Remote tracing 4 (no 38)

  1. episode classified VF;
  2. an extremely rapid signal is intermittently detected on the atrial, RV and LV channels (As, Ars, Vs VT1, VF markers);
  3. episode classified VF; if one counts from this classification backward, 12 of the 16 previous cycles are classified VF, which corresponds precisely to the VF zone counter;
  4. start of the charge of the defibrillator’s capacitors;
  5. when the EGM return, the ultra rapid signal is only visible on the atrial channel, with intermittent oversensing; the noise on the RV channel has disappeared, explaining why the device considered that the episode had ended.

Comments

It is important, first of all, to confirm the accuracy of the diagnosis made by the device. In this case, it reported multiple episodes of actual VT and one erroneous diagnosis of VF due to oversensing of a 50 Hz signal. This patient was recalled for search and rapid identification of the source of the noisy signal (a defective household appliance), which eliminated all recurrences of inappropriate therapies.

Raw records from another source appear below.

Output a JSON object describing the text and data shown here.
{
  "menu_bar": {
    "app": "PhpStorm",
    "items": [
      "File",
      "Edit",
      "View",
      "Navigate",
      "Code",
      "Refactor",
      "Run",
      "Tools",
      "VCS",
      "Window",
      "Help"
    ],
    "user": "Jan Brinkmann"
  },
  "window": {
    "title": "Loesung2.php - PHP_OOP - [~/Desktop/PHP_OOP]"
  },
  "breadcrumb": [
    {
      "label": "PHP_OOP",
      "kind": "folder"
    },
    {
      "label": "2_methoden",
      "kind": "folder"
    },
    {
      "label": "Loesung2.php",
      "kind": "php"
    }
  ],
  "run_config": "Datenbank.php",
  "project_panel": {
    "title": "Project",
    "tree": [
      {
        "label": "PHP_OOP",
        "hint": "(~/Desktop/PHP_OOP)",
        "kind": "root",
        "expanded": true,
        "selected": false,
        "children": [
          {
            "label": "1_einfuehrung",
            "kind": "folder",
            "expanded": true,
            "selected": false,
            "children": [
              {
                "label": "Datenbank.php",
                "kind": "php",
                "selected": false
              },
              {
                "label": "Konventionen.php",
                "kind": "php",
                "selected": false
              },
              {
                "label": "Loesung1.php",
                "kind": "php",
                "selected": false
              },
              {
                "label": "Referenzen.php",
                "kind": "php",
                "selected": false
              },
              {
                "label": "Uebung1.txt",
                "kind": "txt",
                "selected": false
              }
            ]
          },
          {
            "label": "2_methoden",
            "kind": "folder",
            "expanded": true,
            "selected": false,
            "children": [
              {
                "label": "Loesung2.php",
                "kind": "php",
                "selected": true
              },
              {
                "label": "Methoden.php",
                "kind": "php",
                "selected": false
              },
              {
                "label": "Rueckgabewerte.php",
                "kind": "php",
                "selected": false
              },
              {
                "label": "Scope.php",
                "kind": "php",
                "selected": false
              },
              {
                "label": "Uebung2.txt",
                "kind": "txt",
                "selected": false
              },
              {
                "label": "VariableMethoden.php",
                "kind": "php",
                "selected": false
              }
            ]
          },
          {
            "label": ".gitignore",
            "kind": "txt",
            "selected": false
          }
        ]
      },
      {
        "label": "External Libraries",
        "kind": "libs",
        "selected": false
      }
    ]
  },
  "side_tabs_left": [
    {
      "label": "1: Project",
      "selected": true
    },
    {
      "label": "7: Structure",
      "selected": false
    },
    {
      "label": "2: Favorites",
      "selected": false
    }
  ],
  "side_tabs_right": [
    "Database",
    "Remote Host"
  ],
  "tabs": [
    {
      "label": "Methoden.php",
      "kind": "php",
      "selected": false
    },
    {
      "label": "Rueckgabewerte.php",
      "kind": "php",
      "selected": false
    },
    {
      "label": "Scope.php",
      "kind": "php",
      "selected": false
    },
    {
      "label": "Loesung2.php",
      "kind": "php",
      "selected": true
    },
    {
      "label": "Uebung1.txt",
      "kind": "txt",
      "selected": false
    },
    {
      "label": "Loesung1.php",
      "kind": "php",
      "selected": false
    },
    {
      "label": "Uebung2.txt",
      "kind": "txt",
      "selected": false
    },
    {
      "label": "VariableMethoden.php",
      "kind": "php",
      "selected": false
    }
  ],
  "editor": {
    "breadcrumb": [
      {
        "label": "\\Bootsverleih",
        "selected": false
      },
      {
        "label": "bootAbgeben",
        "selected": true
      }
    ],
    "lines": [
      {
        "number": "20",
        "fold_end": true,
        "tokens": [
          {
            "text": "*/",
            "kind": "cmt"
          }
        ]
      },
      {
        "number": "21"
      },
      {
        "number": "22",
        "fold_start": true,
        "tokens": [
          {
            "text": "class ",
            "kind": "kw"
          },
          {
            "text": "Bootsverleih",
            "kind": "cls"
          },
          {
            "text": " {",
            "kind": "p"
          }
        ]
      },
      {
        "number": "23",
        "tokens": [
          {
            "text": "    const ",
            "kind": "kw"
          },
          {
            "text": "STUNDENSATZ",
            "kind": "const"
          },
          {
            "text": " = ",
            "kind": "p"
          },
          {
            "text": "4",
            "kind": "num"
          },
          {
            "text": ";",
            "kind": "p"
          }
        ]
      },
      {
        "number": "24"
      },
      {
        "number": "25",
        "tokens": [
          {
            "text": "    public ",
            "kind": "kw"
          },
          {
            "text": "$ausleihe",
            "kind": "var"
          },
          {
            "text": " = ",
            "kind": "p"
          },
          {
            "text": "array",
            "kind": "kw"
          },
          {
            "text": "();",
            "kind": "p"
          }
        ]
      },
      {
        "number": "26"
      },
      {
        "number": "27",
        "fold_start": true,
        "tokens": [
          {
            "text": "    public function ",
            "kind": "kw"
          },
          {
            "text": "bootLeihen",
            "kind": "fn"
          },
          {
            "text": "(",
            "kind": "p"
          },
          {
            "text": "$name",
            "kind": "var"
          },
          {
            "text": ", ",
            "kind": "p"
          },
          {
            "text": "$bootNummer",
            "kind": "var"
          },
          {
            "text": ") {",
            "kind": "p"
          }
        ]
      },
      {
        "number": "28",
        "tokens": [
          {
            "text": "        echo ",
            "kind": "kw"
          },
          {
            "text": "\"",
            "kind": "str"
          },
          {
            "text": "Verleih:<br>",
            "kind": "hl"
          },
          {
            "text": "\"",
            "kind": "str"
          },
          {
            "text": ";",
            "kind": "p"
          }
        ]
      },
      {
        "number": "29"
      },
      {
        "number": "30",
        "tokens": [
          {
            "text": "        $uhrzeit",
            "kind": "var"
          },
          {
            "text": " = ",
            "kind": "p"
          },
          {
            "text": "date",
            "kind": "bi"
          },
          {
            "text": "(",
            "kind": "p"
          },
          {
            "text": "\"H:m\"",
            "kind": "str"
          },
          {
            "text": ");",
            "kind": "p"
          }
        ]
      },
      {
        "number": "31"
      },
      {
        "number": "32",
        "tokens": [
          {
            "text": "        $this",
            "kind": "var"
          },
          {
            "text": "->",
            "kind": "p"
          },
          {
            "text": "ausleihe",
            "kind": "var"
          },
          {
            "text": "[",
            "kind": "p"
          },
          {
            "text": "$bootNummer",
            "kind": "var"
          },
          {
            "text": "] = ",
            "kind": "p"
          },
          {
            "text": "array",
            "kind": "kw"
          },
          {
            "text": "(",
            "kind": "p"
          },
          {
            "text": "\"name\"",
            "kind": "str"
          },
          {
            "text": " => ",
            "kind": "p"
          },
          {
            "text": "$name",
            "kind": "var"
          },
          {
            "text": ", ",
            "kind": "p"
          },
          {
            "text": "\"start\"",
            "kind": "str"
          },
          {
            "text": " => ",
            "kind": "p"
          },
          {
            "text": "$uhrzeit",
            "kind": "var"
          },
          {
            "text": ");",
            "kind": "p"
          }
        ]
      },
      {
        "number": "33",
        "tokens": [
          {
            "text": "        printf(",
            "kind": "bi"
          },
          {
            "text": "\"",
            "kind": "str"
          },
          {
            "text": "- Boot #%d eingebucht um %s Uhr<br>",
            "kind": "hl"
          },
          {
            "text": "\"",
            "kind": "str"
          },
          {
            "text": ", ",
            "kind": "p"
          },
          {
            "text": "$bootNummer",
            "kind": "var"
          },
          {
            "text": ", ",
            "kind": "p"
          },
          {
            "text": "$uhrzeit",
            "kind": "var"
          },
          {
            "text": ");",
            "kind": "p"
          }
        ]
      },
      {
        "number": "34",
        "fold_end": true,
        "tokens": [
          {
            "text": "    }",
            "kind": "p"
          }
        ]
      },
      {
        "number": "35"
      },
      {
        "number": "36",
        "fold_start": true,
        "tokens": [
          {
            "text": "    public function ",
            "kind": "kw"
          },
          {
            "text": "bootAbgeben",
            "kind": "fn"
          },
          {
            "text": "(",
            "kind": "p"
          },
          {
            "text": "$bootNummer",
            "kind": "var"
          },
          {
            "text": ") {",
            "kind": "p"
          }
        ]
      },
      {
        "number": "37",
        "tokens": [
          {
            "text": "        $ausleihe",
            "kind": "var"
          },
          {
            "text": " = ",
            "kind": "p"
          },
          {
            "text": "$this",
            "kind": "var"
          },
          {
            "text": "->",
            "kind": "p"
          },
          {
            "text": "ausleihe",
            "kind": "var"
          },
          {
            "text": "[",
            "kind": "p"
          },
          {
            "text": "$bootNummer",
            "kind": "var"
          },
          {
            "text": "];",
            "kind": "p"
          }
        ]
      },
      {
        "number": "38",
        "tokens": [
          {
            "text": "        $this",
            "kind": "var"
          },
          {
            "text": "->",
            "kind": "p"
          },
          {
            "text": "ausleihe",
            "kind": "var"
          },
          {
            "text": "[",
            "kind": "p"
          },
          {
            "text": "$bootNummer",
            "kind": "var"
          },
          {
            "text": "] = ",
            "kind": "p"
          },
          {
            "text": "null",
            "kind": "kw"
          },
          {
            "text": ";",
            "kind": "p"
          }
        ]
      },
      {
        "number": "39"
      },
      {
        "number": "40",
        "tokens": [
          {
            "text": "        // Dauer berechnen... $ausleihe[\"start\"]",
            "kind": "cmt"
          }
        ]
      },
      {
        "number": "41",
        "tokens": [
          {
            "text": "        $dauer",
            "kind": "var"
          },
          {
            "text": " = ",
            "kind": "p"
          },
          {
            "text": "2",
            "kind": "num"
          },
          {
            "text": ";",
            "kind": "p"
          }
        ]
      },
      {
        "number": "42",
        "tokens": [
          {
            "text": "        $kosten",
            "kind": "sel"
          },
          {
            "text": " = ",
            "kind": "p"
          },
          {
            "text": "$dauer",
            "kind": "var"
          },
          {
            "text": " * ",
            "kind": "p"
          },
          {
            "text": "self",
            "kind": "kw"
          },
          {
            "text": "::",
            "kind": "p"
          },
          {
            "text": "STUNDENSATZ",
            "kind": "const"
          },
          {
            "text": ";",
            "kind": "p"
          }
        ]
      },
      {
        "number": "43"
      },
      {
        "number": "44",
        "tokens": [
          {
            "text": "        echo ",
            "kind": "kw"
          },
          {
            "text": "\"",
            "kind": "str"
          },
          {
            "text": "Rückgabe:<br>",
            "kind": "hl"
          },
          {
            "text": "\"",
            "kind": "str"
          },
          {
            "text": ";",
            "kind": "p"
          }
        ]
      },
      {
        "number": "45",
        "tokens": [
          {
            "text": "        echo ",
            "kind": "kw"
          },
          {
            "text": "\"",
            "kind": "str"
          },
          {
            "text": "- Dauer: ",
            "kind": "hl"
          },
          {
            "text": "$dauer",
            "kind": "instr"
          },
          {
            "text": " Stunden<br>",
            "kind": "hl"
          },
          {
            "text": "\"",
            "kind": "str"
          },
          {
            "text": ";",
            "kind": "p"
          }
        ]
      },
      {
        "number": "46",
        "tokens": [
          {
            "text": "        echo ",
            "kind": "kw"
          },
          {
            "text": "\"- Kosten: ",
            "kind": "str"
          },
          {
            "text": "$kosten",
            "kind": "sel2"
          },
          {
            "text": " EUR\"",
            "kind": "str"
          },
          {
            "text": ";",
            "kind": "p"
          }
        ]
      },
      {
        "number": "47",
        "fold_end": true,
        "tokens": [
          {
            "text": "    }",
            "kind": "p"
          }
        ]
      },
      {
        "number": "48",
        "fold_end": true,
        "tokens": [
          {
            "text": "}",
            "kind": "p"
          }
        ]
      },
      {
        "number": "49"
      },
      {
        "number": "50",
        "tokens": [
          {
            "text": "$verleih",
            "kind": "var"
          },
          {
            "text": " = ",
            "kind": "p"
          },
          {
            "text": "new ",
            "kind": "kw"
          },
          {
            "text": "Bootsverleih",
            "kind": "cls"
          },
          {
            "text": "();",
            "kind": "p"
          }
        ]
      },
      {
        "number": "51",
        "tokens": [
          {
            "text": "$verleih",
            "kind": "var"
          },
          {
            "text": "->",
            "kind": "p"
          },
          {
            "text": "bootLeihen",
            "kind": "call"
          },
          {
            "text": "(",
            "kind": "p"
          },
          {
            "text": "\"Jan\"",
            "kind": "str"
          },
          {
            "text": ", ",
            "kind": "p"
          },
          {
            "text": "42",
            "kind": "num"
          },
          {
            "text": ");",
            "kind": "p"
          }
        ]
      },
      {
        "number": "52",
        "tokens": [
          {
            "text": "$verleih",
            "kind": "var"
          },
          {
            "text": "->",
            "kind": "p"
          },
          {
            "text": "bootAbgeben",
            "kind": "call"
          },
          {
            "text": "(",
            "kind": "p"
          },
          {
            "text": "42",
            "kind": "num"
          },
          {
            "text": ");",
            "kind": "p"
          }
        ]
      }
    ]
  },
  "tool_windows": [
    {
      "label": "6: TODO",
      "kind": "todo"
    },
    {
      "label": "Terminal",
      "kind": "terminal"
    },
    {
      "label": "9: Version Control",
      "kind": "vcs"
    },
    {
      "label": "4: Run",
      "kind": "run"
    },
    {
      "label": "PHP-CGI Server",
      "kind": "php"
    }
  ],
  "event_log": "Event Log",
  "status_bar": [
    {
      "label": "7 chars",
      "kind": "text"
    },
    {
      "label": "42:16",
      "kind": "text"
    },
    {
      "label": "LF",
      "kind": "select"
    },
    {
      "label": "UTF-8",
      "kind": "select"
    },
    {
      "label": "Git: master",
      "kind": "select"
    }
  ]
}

This example brings up several important points: 1) this patient developed multiple episodes of VT of variable duration, sometimes ending spontaneously. In such cases the number of cycles needed for the diagnosis can be increased in order to facilitate a possible spontaneous termination, and to prevent ATP, which may not be inappropriate, though is sometimes unnecessary. 2) This completely asymptomatic patient presented with multiple episodes of VT, successfully treated by a sequence of ATP, which improved his quality of life preventing a succession of electrical shocks. 3) The programming of two zones of tachycardia allows the different treatment of two tachycardias with different rates. In the VT1 zone, which corresponds to tachycardias with rates below 170 bpm, it is customary to program different sequences of ATP (one series of 3 to 5 bursts of pacing at a fixed rate, followed by a series of 3 to 5 ramps of more aggressive bursts, with a programmable decrement of the pacing interval from one cycle to the next, before programming the delivery of a series of electrical shocks). For tachycardias detected between 190 bpm and the VF zone, it may be helpful to program a VT2 zone including fewer sequences of ATP in order to avoid an immediate treatment by shock, while not excessively delaying the delivery of shocks for these rapid tachyarrhythmias, which can compromise the patient’s hemodynamic status if ATP is unsuccessful.